Product Returns: Another Moment of Truth

I’ve said in the past that last-mile delivery is a new moment of truth, a moment where you can further delight your customer and strengthen your brand reputation, or a moment where you can potentially lose a customer for life.

But is it the last moment of truth?

Not if you need to return an item. How companies manage the returns process is yet another opportunity to either delight a customer or lose them for life.

As e-commerce sales grow, so does the volume and challenge of product returns. As Jinjoo Lee reported last week in the Wall Street Journal (“Retailers’ Many Unhappy Returns”):

Products and gifts valued at $112 billion to $114 billion could be returned to U.S. retailers after the holiday season, up from $100 billion in 2020 and $95 billion in 2019, according to an estimate from B-Stock Solutions, an online liquidation platform that allows retailers such as Best Buy and Walmart to sell returned or excess inventory to other, typically smaller retailers. United Parcel Service expects to handle more than 60 million return packages from Nov. 14 through Jan. 22, a 10% increase from the previous year.

What I wrote in January 2018 remains fairly true today: Product returns is another example of how “the way we’ve always done it” is just not going to cut it any more. Retailers have been so focused over the past few years on omni-channel retail, on the sell side of e-commerce, that they have virtually ignored (underinvested in) their ability to effectively manage product returns, the hangover headache of e-commerce.

The good news is that new software solutions and services are emerging to help companies address this challenge. For example, we’re seeing the emergence of Returns Management Systems (RMS) from vendors such as ReverseLogix focused on streamlining and automating the returns process. And services like those provided by B-Stock Solutions are enabling new models to buy and sell returned, excess, and other liquidation inventory.
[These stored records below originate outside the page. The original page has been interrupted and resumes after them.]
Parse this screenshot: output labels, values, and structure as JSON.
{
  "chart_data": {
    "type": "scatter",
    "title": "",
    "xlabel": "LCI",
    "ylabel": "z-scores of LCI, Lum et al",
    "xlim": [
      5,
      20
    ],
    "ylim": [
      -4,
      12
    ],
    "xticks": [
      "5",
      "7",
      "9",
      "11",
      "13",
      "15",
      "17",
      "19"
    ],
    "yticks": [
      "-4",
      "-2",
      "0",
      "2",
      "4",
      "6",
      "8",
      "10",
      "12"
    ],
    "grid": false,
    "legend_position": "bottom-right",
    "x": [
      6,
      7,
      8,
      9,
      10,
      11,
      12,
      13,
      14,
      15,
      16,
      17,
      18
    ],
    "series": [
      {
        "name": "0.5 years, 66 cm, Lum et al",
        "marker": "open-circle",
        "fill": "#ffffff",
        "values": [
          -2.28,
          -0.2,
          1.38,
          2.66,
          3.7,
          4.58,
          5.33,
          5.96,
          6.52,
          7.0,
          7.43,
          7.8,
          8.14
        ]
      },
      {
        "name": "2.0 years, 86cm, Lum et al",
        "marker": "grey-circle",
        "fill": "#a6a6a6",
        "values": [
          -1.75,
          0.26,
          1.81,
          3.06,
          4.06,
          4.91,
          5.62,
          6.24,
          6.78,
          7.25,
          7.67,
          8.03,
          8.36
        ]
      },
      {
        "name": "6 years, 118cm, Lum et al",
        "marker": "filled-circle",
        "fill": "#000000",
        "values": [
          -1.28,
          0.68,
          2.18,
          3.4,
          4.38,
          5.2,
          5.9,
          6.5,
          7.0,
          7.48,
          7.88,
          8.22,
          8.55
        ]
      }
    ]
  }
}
For third-party logistics providers (3PLs), helping retailers with product returns is a growth opportunity (if they invest in building the capabilities). In a research study we conducted in partnership with Nulogy in 2019, we asked leading 3PLs, “Which value-added services do you foresee having the most growth potential in the next 3–5 years?” “Returns Management” ranked second overall, with 66% of the respondents selecting it.

Source: “Gaining a Competitive Edge Through VAS: Key insights to help 3PLs leverage value-added services as a competitive differentiator,” Nulogy, 2019

How would you characterize your returns management process? Is this an area you’re actively investing in? Members of our Indago supply chain research community will be sharing their perspective this week. Join Indago today to participate in the research and receive the results.

The bottom line is that companies can no longer afford to ignore how they manage product returns. If you do it well, in addition to gaining financial benefits, this is an area where you can further differentiate yourself from the competition by providing an enhanced customer experience. But if you stick with “the way we’ve always done it,” then your headaches will only get worse and at this moment of truth, you will risk losing customers for life.